God is playing deep chess. This pandemic did not catch him by surprise. He is moving us into positions to strengthen our faith, to strengthen the church, to create more effective missionary service. Technology has allowed us to stream sacrament services and classes. Missionary work is taking on social media. Erik's last 6 months of missionary services was more or less survival mode as they tried to figure out how to do missionary work differently. Nate hit the ground running using technology to do missionary work. His mission president recently reported that his mission is finding people to teach at twice the rate than it was at this time last year.
Several weeks ago in our Relief Society lesson, the question was asked “What do you do to be spiritually prepared?”
I thought about that during the week and the thought kept coming back to me that I have looked for God’s hand in my life and recorded it faithfully. When we are consciously looking for God’s divine signatures, we will find them and they will help us through not only the small moments but especially when the biggies hit in pandemic proportions.
This might not be the year any of us envisioned. Personally my family missed out on 2 graduations, a senior year of tennis, vacations, a niece’s wedding. We’ve missed getting together with family and friends and just doing our normal stuff. BUT the Lord in his mercy has given us a beautiful grandbaby whom we can’t get enough of. He’s given us good health even though our missionary ended up with the virus. We had a missionary come home and another depart within weeks of each other. We got to experience missionary life first hand with home-MTC. We got to attend a very sacred, intimate temple experience with just our family. Our high school graduation experience was much more personalized and up close than the Marriott Center and we have a new driver in the house. Um . . . actually scratch that last one. So even though 2020 might be a year to just flush down the toilet, I wouldn’t trade it for all the great things we got to experience this year. Our family was so blessed.

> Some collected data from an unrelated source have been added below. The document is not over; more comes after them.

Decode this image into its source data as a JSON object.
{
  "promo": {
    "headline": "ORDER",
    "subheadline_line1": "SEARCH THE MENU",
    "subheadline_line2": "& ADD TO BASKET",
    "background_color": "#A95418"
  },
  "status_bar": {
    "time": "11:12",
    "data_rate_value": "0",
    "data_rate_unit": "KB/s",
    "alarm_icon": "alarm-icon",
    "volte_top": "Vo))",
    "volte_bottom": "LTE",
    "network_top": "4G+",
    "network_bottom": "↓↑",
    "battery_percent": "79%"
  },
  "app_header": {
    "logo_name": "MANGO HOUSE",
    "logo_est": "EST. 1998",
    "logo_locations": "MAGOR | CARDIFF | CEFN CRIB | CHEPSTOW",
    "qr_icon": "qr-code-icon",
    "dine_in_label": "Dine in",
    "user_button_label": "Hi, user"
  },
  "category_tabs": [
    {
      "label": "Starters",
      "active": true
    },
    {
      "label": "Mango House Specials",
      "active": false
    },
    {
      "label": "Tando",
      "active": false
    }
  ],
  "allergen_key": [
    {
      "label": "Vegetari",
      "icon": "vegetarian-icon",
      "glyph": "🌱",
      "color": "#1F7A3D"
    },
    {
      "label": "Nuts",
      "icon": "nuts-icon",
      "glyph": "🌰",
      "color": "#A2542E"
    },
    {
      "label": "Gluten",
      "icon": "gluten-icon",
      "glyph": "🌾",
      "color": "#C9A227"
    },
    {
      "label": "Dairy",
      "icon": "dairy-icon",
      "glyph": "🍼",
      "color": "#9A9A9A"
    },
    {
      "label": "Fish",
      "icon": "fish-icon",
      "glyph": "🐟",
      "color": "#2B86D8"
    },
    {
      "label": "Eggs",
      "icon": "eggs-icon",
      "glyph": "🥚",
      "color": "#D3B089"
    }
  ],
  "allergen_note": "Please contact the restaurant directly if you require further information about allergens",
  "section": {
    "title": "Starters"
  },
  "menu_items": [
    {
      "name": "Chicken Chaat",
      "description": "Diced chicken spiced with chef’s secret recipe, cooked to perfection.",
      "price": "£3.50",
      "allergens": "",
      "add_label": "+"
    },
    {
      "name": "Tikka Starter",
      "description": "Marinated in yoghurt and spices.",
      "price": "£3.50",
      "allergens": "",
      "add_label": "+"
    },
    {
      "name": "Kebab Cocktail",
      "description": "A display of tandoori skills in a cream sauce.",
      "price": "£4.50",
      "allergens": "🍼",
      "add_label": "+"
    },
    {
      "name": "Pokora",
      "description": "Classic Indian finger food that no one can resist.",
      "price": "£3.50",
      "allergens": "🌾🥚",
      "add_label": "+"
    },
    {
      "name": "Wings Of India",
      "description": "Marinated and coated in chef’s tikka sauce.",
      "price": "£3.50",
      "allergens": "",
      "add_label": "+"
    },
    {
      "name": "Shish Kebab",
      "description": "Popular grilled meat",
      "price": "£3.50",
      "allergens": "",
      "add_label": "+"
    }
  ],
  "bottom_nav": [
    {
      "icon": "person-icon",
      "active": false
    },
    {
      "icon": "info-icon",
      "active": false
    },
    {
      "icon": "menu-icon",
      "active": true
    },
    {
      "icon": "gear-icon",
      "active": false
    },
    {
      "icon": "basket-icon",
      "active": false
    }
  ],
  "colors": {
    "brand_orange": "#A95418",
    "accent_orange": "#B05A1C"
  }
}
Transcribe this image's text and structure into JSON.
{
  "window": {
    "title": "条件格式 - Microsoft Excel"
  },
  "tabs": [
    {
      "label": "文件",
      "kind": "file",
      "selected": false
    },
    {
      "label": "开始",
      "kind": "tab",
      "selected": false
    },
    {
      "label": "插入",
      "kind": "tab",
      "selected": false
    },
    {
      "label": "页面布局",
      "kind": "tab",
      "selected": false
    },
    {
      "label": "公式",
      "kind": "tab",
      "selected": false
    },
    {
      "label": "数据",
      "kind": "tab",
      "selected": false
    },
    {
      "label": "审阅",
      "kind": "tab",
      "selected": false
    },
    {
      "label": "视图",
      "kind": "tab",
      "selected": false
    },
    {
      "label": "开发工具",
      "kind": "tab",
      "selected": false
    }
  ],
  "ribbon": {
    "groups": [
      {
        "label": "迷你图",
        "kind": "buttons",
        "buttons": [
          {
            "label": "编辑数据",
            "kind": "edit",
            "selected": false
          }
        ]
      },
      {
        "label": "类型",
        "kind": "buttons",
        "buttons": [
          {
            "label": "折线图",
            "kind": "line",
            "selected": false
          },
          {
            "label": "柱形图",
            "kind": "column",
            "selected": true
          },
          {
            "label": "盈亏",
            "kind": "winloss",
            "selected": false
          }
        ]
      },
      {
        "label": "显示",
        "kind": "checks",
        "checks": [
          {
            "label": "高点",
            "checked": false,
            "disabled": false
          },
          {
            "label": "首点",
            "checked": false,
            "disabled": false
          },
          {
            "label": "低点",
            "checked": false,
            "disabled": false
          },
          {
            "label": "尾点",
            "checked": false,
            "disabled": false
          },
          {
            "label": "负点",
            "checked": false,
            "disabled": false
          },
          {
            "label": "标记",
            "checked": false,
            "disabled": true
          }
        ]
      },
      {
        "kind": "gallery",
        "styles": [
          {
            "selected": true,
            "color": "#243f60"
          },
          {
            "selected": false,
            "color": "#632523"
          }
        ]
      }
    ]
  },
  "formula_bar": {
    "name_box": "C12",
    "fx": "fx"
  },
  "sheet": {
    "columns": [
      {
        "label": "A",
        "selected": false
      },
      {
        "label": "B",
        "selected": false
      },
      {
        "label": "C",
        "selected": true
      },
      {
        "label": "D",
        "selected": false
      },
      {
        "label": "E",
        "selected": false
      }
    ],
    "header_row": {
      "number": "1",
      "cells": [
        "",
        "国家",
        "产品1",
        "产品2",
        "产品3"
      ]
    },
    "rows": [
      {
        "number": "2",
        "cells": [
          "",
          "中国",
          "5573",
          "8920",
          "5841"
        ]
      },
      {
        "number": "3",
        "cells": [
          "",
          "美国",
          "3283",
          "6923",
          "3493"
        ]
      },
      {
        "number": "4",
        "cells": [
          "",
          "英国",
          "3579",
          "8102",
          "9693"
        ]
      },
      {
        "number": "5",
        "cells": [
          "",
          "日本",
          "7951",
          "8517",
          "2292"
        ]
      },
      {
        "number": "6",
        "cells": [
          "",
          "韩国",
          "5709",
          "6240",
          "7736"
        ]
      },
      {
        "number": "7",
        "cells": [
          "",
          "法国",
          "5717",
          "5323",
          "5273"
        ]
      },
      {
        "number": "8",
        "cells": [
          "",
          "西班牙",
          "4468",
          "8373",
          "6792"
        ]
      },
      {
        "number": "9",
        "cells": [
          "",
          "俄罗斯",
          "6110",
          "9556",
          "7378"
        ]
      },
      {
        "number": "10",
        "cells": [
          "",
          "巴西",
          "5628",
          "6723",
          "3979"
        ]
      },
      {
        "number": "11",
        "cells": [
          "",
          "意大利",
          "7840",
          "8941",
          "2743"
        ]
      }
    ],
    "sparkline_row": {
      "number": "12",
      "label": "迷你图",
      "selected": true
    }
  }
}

"Therefore, dearly beloved brethren, let us cheerfully do all things that lie in our power; and then may we stand still, with the utmost assurance, to see the salvation of God, and for his arm to be revealed." D&C 123
Cheerfully. The Lord wants us to cheerfully do what we can. Lately, I’ve heard a lot of grumbling about wanting this pandemic situation to be over. To never have to wear a mask again. Challenge 1. Do what we’ve been asked to do by our prophet and our governor because as members of the Lord’s church we believe in obeying, honoring, and sustaining the law. But not only do but do it cheerfully. And Challenge 2. Look for God’s arm to be revealed through those divine signatures that will come to you and your family this week.
May you forever stand still with the utmost assurance that God loves you, cares about you, and he is playing deep chess to give you something better than you already have.